I gave it access to my Sharepoint so it can search and read all of my internal documents
I had several sessions waffling into it telling it about projects that we’ve worked on

It produced a step by step project - directly
in my project management software (Asana) outlining all of the steps I needed to complete the process. With deadline dates.

It checked my existing policies against the list I needed then with further prompts rewrote ones that weren’t quite right and wrote the couple I was missing.

It wrote complex case studies and provided template client references for me to send to clients for approval

It helped me analyse how to approach a part of the process which didn’t really fit our industry and wrote the relevant supporting documentation to explain.

But most importantly it is literally like having someone else in charge of the process. Every couple of days I return to the task and say ‘remind me where we are with this and what still needs doing’ or ‘add my actions from this chat into the asana task’ and it does.

It’s really helping with the level of executive function needed to coordinate such a big project and THAT is the bit that’s invaluable. I’ve been in business for 5 years and this is the only time I’ve ever been able to face doing this!!

It also saves all the documents it’s creating directly into the Sharepoint folder.

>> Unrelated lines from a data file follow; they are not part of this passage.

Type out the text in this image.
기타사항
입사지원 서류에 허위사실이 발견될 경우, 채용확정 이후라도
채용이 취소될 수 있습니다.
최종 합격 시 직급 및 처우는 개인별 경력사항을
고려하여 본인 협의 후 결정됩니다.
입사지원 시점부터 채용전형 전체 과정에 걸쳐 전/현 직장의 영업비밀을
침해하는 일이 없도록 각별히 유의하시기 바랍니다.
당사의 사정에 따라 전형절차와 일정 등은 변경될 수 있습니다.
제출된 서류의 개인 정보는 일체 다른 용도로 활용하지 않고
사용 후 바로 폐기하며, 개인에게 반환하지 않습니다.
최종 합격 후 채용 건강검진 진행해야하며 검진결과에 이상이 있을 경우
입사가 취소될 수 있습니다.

HEC2746 · 11/06/2026 08:10

As others have said, the fact that you think it can be “wrong”, “lying” or ask it to “correct itself” shows you have no understanding of how it works and people using AI without understanding what it is and how it works is the biggest risk, not the AI itself.

Dandelionsalad · 11/06/2026 12:49

HEC2746 · 11/06/2026 08:10

As others have said, the fact that you think it can be “wrong”, “lying” or ask it to “correct itself” shows you have no understanding of how it works and people using AI without understanding what it is and how it works is the biggest risk, not the AI itself.

It can be wrong though. It may arrive at that position though anslysing stuff it has access to but it is still wrong!